The school leaders' union unanimously carried a motion opposing forced academisation at their annual conference in Birmingham this afternoon.
The motion, which was backed by more than 95 per cent of delegates, follows Nicky Morgan's defence this morning of the plans to turn all schools into academies by 2022.
The education secretary claimed in her speech today that enforcing academy status will not lead to the closure of good rural schools, as many have feared. School would be encouraged to work in "local clusters" she said.
But headteachers remained unconvinced today as they voted "to consider all options open to NAHT up to and including as a last resort industrial action". It is not clear if this would go as far as a strike, although such action is not unknown: the NAHT took part in the first strike in its 114-year history in November 2011 over pensions.
Jonathan Shields, a delegate from the South East region, said: “It is one of the biggest threats to our current imperfect educational system since the 1944 act. It turns everything on its head. Why should it be one size fits all?”
Michelle Sheehy, headteacher of Millfield Primary School in Walsall, called the universal academisation policy “flawed” and added that there are no “credible arguments for the policy”.

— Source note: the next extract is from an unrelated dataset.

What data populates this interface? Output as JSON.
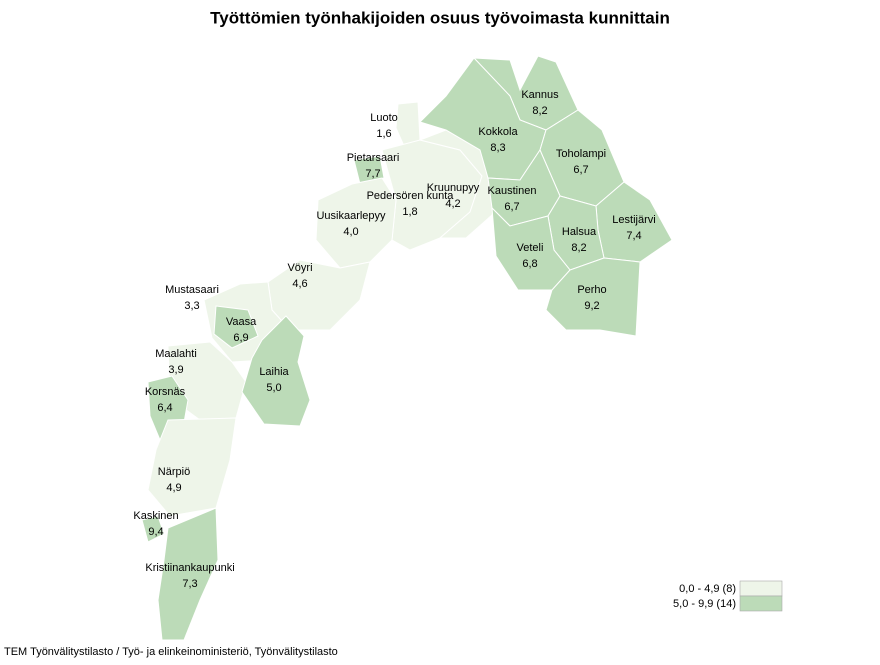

But she added: “I believe that we need to communicate our strength of feeling as strongly as possible. This is the beginning of privatisation of our school system. I think we need to consider, do we really want to be the generation of school leaders who allowed this to happen?”
Jacquie Sainsbury, a headteacher from Nottinghamshire, said: “We gave Nicky Morgan an opportunity to listen this morning and she didn’t. We have to put our children first. Our children can’t fight this. We have got to fight it for them. Our staff need us to fight this – they are on their knees.”
Today's vote follows the teaching unions' opposition to the academies plans over the Easter weekend.
The National Union of Teachers (NUT) voted to ballot for strike action against the academisation plans - which could take place in the summer term.
The NASUWT also voted in favour of holding strikes if academies deny teachers pay rises and good working conditions.
The more moderate ATL also voted to consider "potential industrial action" if the government "continues to impose academisation on England's schools.
Following the vote, Russell Hobby, general secretary of NAHT, said: "We've seen today the serious concerns school leaders have about the government's plans to remove the sensible element of choice about academy conversion, and impose the change on all schools regardless of how well they perform.
"Academy status is appropriate for some but mere conversion doesn't guarantee success. What counts is hard work and a clear plan for improvement - both of which can be achieved without conversion.
"The government has failed to win the argument on academies, so this motion empowers NAHT's negotiators to press them hard on the detail and the rationale for conversion. As things stand the government has no answers to school leaders’ sensible and reasonable questions.
"The Secretary of State has said her door is open and that she will listen. Now she needs to honour that offer."
During Nicky Morgan's speech today, she described academies as the "right step" for the education system.
She said: "The autonomy academy status brings means putting power into the hands of school leaders, because we improve outcomes for young people by ensuring the teachers who teach them, and the heads who lead their schools, are given the freedom to make the right decisions in the interests of those children."
But a number of school leaders shouted "what choice?" at the minister as she spoke about the controversial plans.
A Department for Education spokesperson said: “It is disappointing to hear any union considering industrial action, which holds back children’s education, disrupts parents’ lives and ultimately damages the reputation of the profession.
“The academies programme is at the heart of our reforms which have raised standards for children across the country, including many schools that stagnated under local authority control - 1.4million more children are in good or outstanding schools compared to 2010. We want to work constructively with the sector to ensure every child has the excellent education they deserve."